Two Medical Error Reports-What We Can Learn From Them

Recently, my colleague Holly Haines blogged about a medical error report issued by the Department of Health and Human Services which suggested that only 14% of medical errors are actually reported. In this post, I hope to continue that discussion by reviewing the HHS report in light of a 2010 report concerning incidents of medical errors in Medicaid patients.
According to the Minneapolis Star Tribune, “The earlier report looked at a random sample of Medicare patient hospital stays in just one month, October 2008. It found that 13.5 percent of the patients were harmed seriously, sometimes fatally. Examples of adverse events include internal abdominal bleeding caused by anticoagulant medications, hospital-acquired infections and failure to prevent bed sores from progressing to severe. An equal number of the Medicare patients suffered temporary harm — including delirium and hallucinations from narcotic pain medications, diarrhea from antibiotics and bleeding and bruising at the site of an IV insertion. Reviewing physicians judged 44 percent of the incidents as “clearly preventable” or “likely preventable.” The cost of treating the adverse and temporary harm events, the report projected, was about $4.4 billion annually — and this involved only Medicare patients. Other studies have projected unacceptably high rates of medical errors among other populations of hospital patients.”

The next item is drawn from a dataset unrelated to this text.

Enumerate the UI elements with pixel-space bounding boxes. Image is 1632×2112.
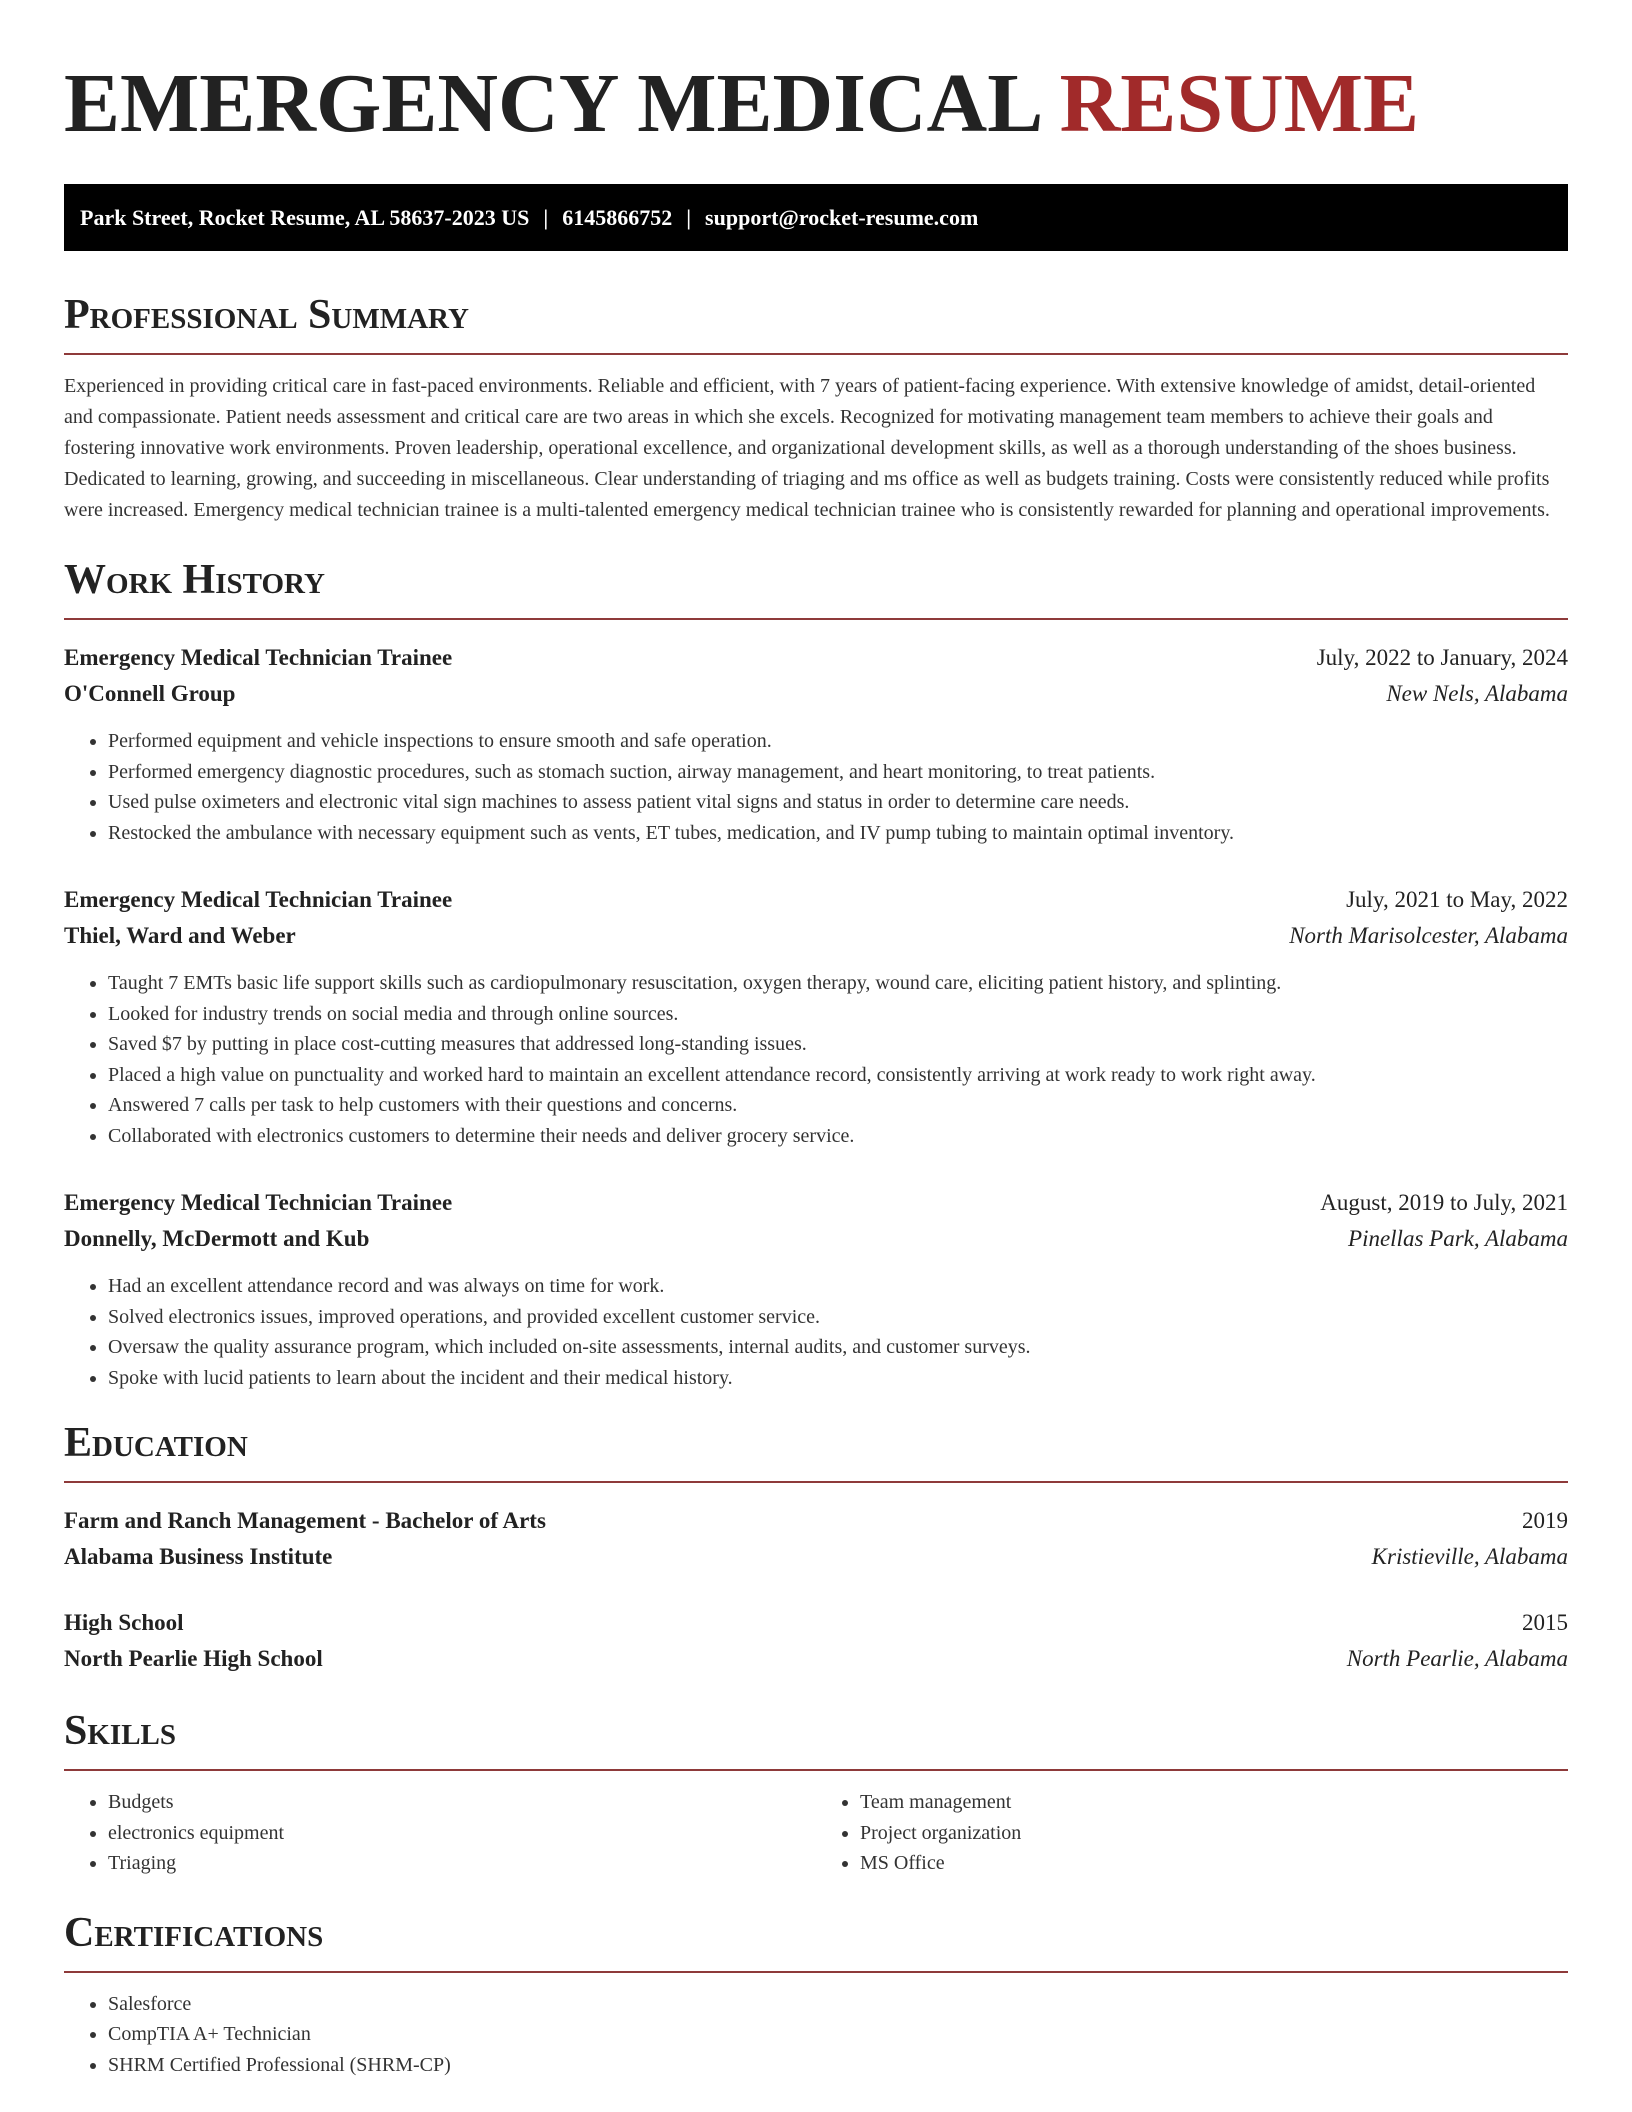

When taken together, the two reports reveal a disturbing persistence and prevalence in medical errors. Some of this may be attributable to a stubborn unwillingness on the part of hospital personnel to take steps to change the culture. It’s certainly true that the technology is available to help avoid preventable medical errors. Yet, the technology can’t overcome a human unwillingness to change attitudes about medical errors and their prevention.